One of the key advantages of RepSFNet is its simplicity and efficiency. By avoiding attention mechanisms and multi-branch designs, the network significantly reduces the number of parameters and computational complexity. This makes it more suitable for edge computing applications, where computational resources are often limited.
The researchers also introduced a novel training objective that combines Mean Squared Error and Optimal Transport loss. This approach improves both the accuracy of the count estimates and the spatial distribution of the predicted density maps. The effectiveness of RepSFNet was demonstrated through extensive experiments on several benchmark datasets, including ShanghaiTech, NWPU, and UCF-QNRF. The results showed that RepSFNet achieves competitive accuracy while reducing inference latency by up to 34 percent compared to recent state-of-the-art methods.
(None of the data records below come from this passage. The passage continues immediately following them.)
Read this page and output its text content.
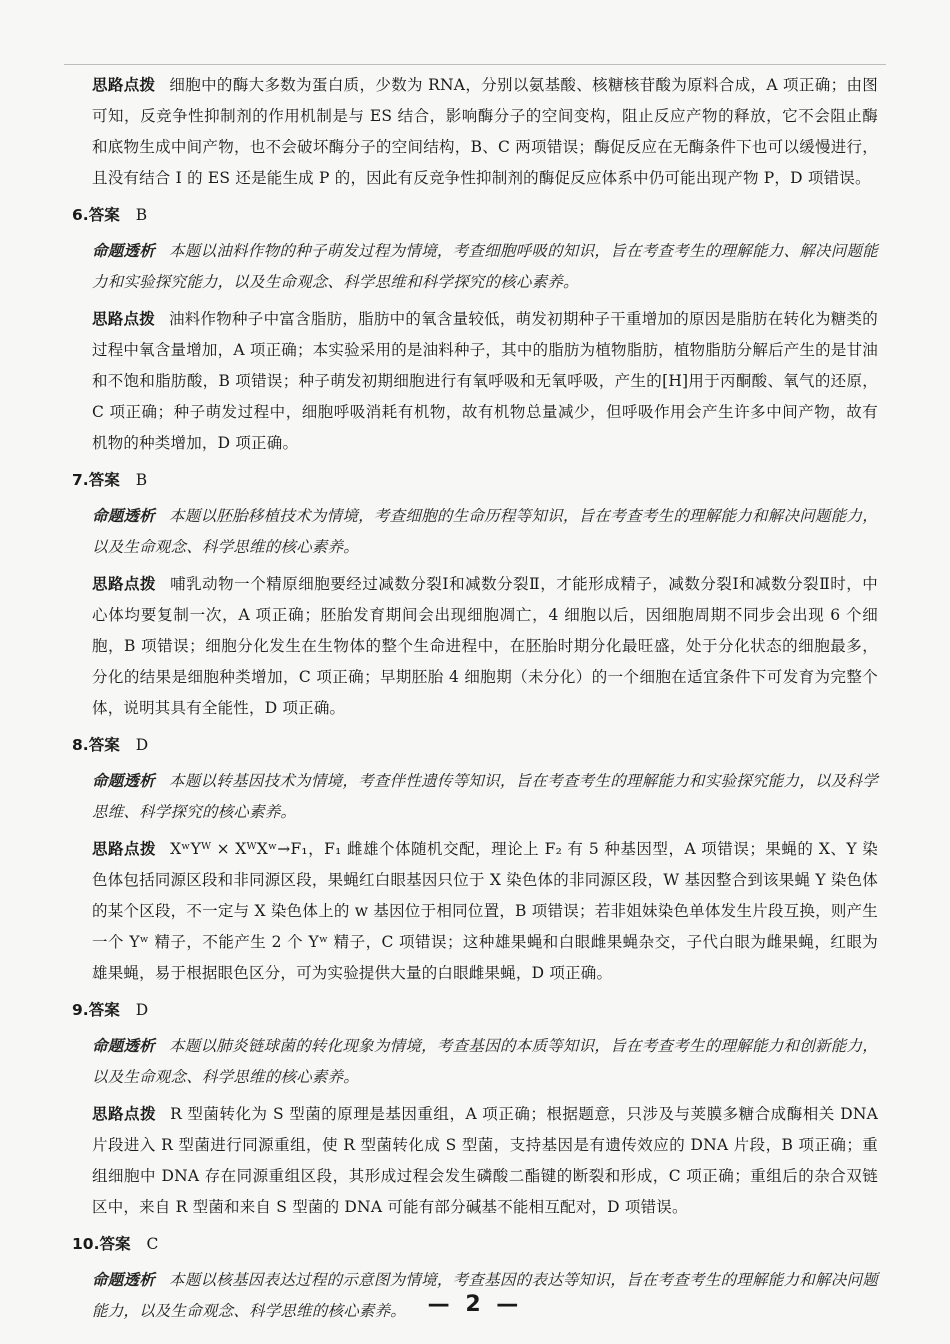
思路点拨 细胞中的酶大多数为蛋白质，少数为 RNA，分别以氨基酸、核糖核苷酸为原料合成，A 项正确；由图可知，反竞争性抑制剂的作用机制是与 ES 结合，影响酶分子的空间变构，阻止反应产物的释放，它不会阻止酶和底物生成中间产物，也不会破坏酶分子的空间结构，B、C 两项错误；酶促反应在无酶条件下也可以缓慢进行，且没有结合 I 的 ES 还是能生成 P 的，因此有反竞争性抑制剂的酶促反应体系中仍可能出现产物 P，D 项错误。

6.答案 B

命题透析 本题以油料作物的种子萌发过程为情境，考查细胞呼吸的知识，旨在考查考生的理解能力、解决问题能力和实验探究能力，以及生命观念、科学思维和科学探究的核心素养。

思路点拨 油料作物种子中富含脂肪，脂肪中的氧含量较低，萌发初期种子干重增加的原因是脂肪在转化为糖类的过程中氧含量增加，A 项正确；本实验采用的是油料种子，其中的脂肪为植物脂肪，植物脂肪分解后产生的是甘油和不饱和脂肪酸，B 项错误；种子萌发初期细胞进行有氧呼吸和无氧呼吸，产生的[H]用于丙酮酸、氧气的还原，C 项正确；种子萌发过程中，细胞呼吸消耗有机物，故有机物总量减少，但呼吸作用会产生许多中间产物，故有机物的种类增加，D 项正确。

7.答案 B

命题透析 本题以胚胎移植技术为情境，考查细胞的生命历程等知识，旨在考查考生的理解能力和解决问题能力，以及生命观念、科学思维的核心素养。

思路点拨 哺乳动物一个精原细胞要经过减数分裂Ⅰ和减数分裂Ⅱ，才能形成精子，减数分裂Ⅰ和减数分裂Ⅱ时，中心体均要复制一次，A 项正确；胚胎发育期间会出现细胞凋亡，4 细胞以后，因细胞周期不同步会出现 6 个细胞，B 项错误；细胞分化发生在生物体的整个生命进程中，在胚胎时期分化最旺盛，处于分化状态的细胞最多，分化的结果是细胞种类增加，C 项正确；早期胚胎 4 细胞期（未分化）的一个细胞在适宜条件下可发育为完整个体，说明其具有全能性，D 项正确。

8.答案 D

命题透析 本题以转基因技术为情境，考查伴性遗传等知识，旨在考查考生的理解能力和实验探究能力，以及科学思维、科学探究的核心素养。

思路点拨 XʷYᵂ × XᵂXʷ→F₁，F₁ 雌雄个体随机交配，理论上 F₂ 有 5 种基因型，A 项错误；果蝇的 X、Y 染色体包括同源区段和非同源区段，果蝇红白眼基因只位于 X 染色体的非同源区段，W 基因整合到该果蝇 Y 染色体的某个区段，不一定与 X 染色体上的 w 基因位于相同位置，B 项错误；若非姐妹染色单体发生片段互换，则产生一个 Yʷ 精子，不能产生 2 个 Yʷ 精子，C 项错误；这种雄果蝇和白眼雌果蝇杂交，子代白眼为雌果蝇，红眼为雄果蝇，易于根据眼色区分，可为实验提供大量的白眼雌果蝇，D 项正确。

9.答案 D

命题透析 本题以肺炎链球菌的转化现象为情境，考查基因的本质等知识，旨在考查考生的理解能力和创新能力，以及生命观念、科学思维的核心素养。

思路点拨 R 型菌转化为 S 型菌的原理是基因重组，A 项正确；根据题意，只涉及与荚膜多糖合成酶相关 DNA 片段进入 R 型菌进行同源重组，使 R 型菌转化成 S 型菌，支持基因是有遗传效应的 DNA 片段，B 项正确；重组细胞中 DNA 存在同源重组区段，其形成过程会发生磷酸二酯键的断裂和形成，C 项正确；重组后的杂合双链区中，来自 R 型菌和来自 S 型菌的 DNA 可能有部分碱基不能相互配对，D 项错误。

10.答案 C

命题透析 本题以核基因表达过程的示意图为情境，考查基因的表达等知识，旨在考查考生的理解能力和解决问题能力，以及生命观念、科学思维的核心素养。 — 2 —
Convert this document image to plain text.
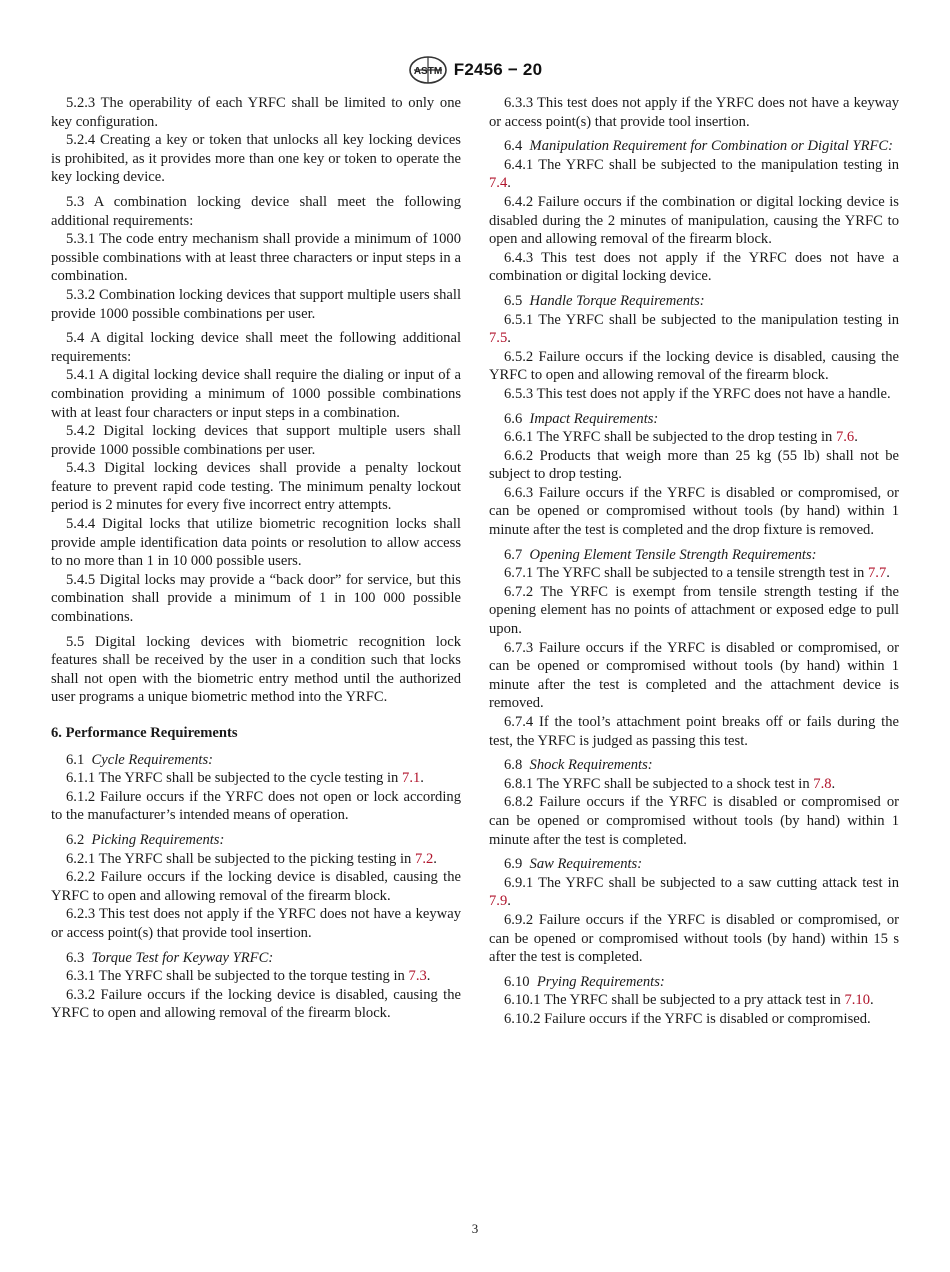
ASTM F2456 − 20

5.2.3 The operability of each YRFC shall be limited to only one key configuration.

5.2.4 Creating a key or token that unlocks all key locking devices is prohibited, as it provides more than one key or token to operate the key locking device.

5.3 A combination locking device shall meet the following additional requirements:

5.3.1 The code entry mechanism shall provide a minimum of 1000 possible combinations with at least three characters or input steps in a combination.

5.3.2 Combination locking devices that support multiple users shall provide 1000 possible combinations per user.

5.4 A digital locking device shall meet the following additional requirements:

5.4.1 A digital locking device shall require the dialing or input of a combination providing a minimum of 1000 possible combinations with at least four characters or input steps in a combination.

5.4.2 Digital locking devices that support multiple users shall provide 1000 possible combinations per user.

5.4.3 Digital locking devices shall provide a penalty lockout feature to prevent rapid code testing. The minimum penalty lockout period is 2 minutes for every five incorrect entry attempts.

5.4.4 Digital locks that utilize biometric recognition locks shall provide ample identification data points or resolution to allow access to no more than 1 in 10 000 possible users.

5.4.5 Digital locks may provide a “back door” for service, but this combination shall provide a minimum of 1 in 100 000 possible combinations.

5.5 Digital locking devices with biometric recognition lock features shall be received by the user in a condition such that locks shall not open with the biometric entry method until the authorized user programs a unique biometric method into the YRFC.

6. Performance Requirements

6.1 Cycle Requirements:

6.1.1 The YRFC shall be subjected to the cycle testing in 7.1.

6.1.2 Failure occurs if the YRFC does not open or lock according to the manufacturer’s intended means of operation.

6.2 Picking Requirements:

6.2.1 The YRFC shall be subjected to the picking testing in 7.2.

6.2.2 Failure occurs if the locking device is disabled, causing the YRFC to open and allowing removal of the firearm block.

6.2.3 This test does not apply if the YRFC does not have a keyway or access point(s) that provide tool insertion.

6.3 Torque Test for Keyway YRFC:

6.3.1 The YRFC shall be subjected to the torque testing in 7.3.

6.3.2 Failure occurs if the locking device is disabled, causing the YRFC to open and allowing removal of the firearm block.

6.3.3 This test does not apply if the YRFC does not have a keyway or access point(s) that provide tool insertion.

6.4 Manipulation Requirement for Combination or Digital YRFC:

6.4.1 The YRFC shall be subjected to the manipulation testing in 7.4.

6.4.2 Failure occurs if the combination or digital locking device is disabled during the 2 minutes of manipulation, causing the YRFC to open and allowing removal of the firearm block.

6.4.3 This test does not apply if the YRFC does not have a combination or digital locking device.

6.5 Handle Torque Requirements:

6.5.1 The YRFC shall be subjected to the manipulation testing in 7.5.

6.5.2 Failure occurs if the locking device is disabled, causing the YRFC to open and allowing removal of the firearm block.

6.5.3 This test does not apply if the YRFC does not have a handle.

6.6 Impact Requirements:

6.6.1 The YRFC shall be subjected to the drop testing in 7.6.

6.6.2 Products that weigh more than 25 kg (55 lb) shall not be subject to drop testing.

6.6.3 Failure occurs if the YRFC is disabled or compromised, or can be opened or compromised without tools (by hand) within 1 minute after the test is completed and the drop fixture is removed.

6.7 Opening Element Tensile Strength Requirements:

6.7.1 The YRFC shall be subjected to a tensile strength test in 7.7.

6.7.2 The YRFC is exempt from tensile strength testing if the opening element has no points of attachment or exposed edge to pull upon.

6.7.3 Failure occurs if the YRFC is disabled or compromised, or can be opened or compromised without tools (by hand) within 1 minute after the test is completed and the attachment device is removed.

6.7.4 If the tool’s attachment point breaks off or fails during the test, the YRFC is judged as passing this test.

6.8 Shock Requirements:

6.8.1 The YRFC shall be subjected to a shock test in 7.8.

6.8.2 Failure occurs if the YRFC is disabled or compromised or can be opened or compromised without tools (by hand) within 1 minute after the test is completed.

6.9 Saw Requirements:

6.9.1 The YRFC shall be subjected to a saw cutting attack test in 7.9.

6.9.2 Failure occurs if the YRFC is disabled or compromised, or can be opened or compromised without tools (by hand) within 15 s after the test is completed.

6.10 Prying Requirements:

6.10.1 The YRFC shall be subjected to a pry attack test in 7.10.

6.10.2 Failure occurs if the YRFC is disabled or compromised.

3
For the energy sector, particularly in smart cities and infrastructure management, RepSFNet offers a practical solution for real-time crowd monitoring. This technology can be integrated into existing surveillance systems to provide accurate and timely information about crowd densities. This can help in optimizing energy usage in public spaces, managing crowd flow to prevent overloading of facilities, and enhancing public safety by identifying potential risks in real-time. The lightweight and efficient nature of RepSFNet makes it particularly suitable for deployment in edge devices, ensuring low-power and cost-effective solutions.
This article is based on research available at arXiv.